The Sum of All Fears - PG-13

Best for: Mature adults

The plot: When the President of Russia dies, Jack Ryan (Ben Affleck), an expert analyst on Russian affairs, is called in by the Director of Central Intelligence, Bill Cabot (Morgan Freeman) to give his insight and opinions on the new Russian President. On the surface President Nemerov (Ciaran Hinds) seems to be a man of peace but when a nuclear bomb levels Chechnya, the blame quickly turns on the new leader. Ryan is convinced otherwise and along with an undercover agent (Liev Schreiber) the two discover a terrorist plot designed to pit the two nations against each other. Part of that plot involves the threat of germ warfare so when a bomb explodes in a Baltimore stadium during a football game and President Fowler (James Cromwell) is almost killed, immediately war is declared. Time is running out as Jack desperately attempts to get the right information to President Fowler and his cabinet before they retaliate and a world war begins. Alan Bates, Philip Baker Hall, Bruce McGill, Bridget Moynahan.

The good: Applause, applause for the first adult hit of the summer! This Tom Clancy action/thriller delivers on every level, not only entertaining but creating a thought provoking reminder that what was once classified as the "unthinkable" could indeed happen. I enjoyed everything about this movie and for a change, was thrilled to see something written for adult audiences to enjoy. From an interesting and well-written plot that requires your undivided attention, to special effects that depict the horror of a terrorist attack, to a talented cast with characters you can root for and just the right amount of subtle humor, this phenomenal drama is a chilling reminder of a plot that hits so painfully close to the heart of America. It can no longer can be considered as "just entertainment" but eerily and sadly could be a life-imitates art-warning.
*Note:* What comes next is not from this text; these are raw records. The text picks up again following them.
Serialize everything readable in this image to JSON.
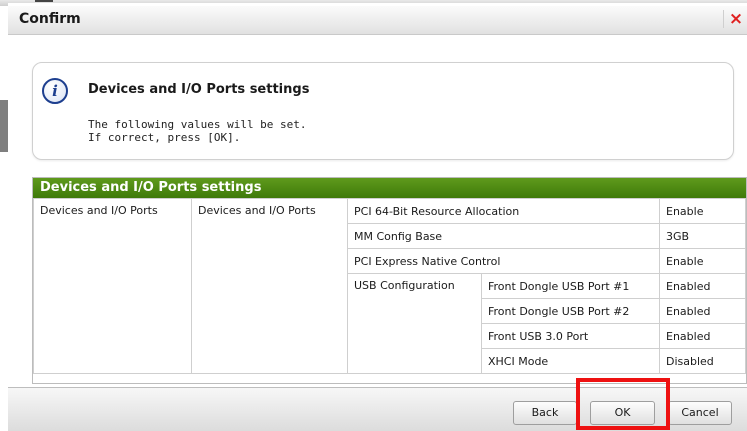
{
  "dialog": {
    "title": "Confirm",
    "close_label": "×"
  },
  "info": {
    "icon": "info-icon",
    "icon_glyph": "i",
    "heading": "Devices and I/O Ports settings",
    "lines": [
      "The following values will be set.",
      "If correct, press [OK]."
    ]
  },
  "section": {
    "header": "Devices and I/O Ports settings",
    "col1": "Devices and I/O Ports",
    "col2": "Devices and I/O Ports",
    "rows": [
      {
        "setting": "PCI 64-Bit Resource Allocation",
        "value": "Enable"
      },
      {
        "setting": "MM Config Base",
        "value": "3GB"
      },
      {
        "setting": "PCI Express Native Control",
        "value": "Enable"
      }
    ],
    "usb": {
      "label": "USB Configuration",
      "items": [
        {
          "setting": "Front Dongle USB Port #1",
          "value": "Enabled"
        },
        {
          "setting": "Front Dongle USB Port #2",
          "value": "Enabled"
        },
        {
          "setting": "Front USB 3.0 Port",
          "value": "Enabled"
        },
        {
          "setting": "XHCI Mode",
          "value": "Disabled"
        }
      ]
    }
  },
  "buttons": {
    "back": "Back",
    "ok": "OK",
    "cancel": "Cancel"
  },
  "colors": {
    "section_header": "#4a8512",
    "close": "#e02020",
    "highlight": "#ee1111"
  }
}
After seeing this movie I can't think of many people who would willingly want to be in a position to have to make the kinds of life or death decisions Cromwell’s presidential character has to make. That plot point alone is one of the most sobering and profound elements to the story and in the light of 9/11, a reverent reminder of the awesome responsibility and heavy decisions our President has to make.

As Affleck’s acting ability matures with age and better roles, his range of characters continues to position him as one of the more talented leading men of today. I also like the fact that the scriptwriters and director Phil Alden Robinson chose not to make the love relationship between Ryan and his doctor girlfriend (Moynahan) a main focus of the story (reminding us of a 007 character) but instead modestly used their sexual relationship as a humorous plot point to lighten the story. I love Morgan Freeman. He’s just one of those actors who commands the screen and effortlessly exudes intelligence, competence and trust in the characters he portrays. He and Affleck were perfect together and created the necessary chemistry needed to make the audience care about the characters. I particularly enjoyed the moving soundtrack that emotionally steers the movie from the beginning Symphony and Slovak Philharmonic chorus number, to the unusual rendition of The Star-Spangled Banner, and an interesting ending where certain characters were "done away with" in Godfather fashion to the tune of Nessun Dorma from Turandot.

It is one of those movies filled with realistic and minuscule details that add to this multi-layered story (I couldn’t resist checking a website reference mason_ job@netscape.com to see if it was real--it was.)

Although there are of course loopholes and dramatic plot points critics will find fault with, overall the entertainment factor far outweighs the need for political correctness and I can’t think of when a movie like this one had more political relevance. Watching a movie imitate life concerning the fragile state of global affairs and realizing how a nuclear disaster is only a terrorist-act away brings one thing clearly into focus, that the sum of all fears may truly be how America will react if faced with a similar situation.

The Bad: My only complaint about this excellent movie is an age-old argument that for some reason Hollywood feels they need to throw unnecessary profanity (especially religious profanity) into scenes that really don’t need it. Likewise there are a couple of sexually suggestive scenes of Jack and his girlfriend of only a few dates, in bed together (no nudity or sex is shown). Those scenes play off the old fear-of-commitment angle and are used as sort of a humorous plot point and while I don’t condone the morality of it, I’m glad there were no explicit scenes to detract from an otherwise brilliant movie.

Offensive language and behavior: Lots of it. Hearing the President of the United States cursing God’s name at an intense moment of crisis isn’t exactly comforting.

Sexual situations: There are a couple of scenes that show Jack and his girlfriend in bed but no sexual situations take place and the two are in their underwear (no nudity).

Violence: Several people are shown shot in head, a man’s throat is cut, blown up, or injured with burns and torn flesh shown.

Parental advisory: This is clearly a movie made for the adult audience but your mature teenagers who enjoy political thrillers will enjoy it as well.

Final take: I enjoyed every minute of this exciting story and applaud the approach Director Phil Alden Robinson took with Clancy’s thriller. Aside from the excellent entertainment value I equally believe that this kind of movie serves a social purpose in reminding us all of how precarious the global climate is at the moment and how precious the gift of freedom and peace on truly is.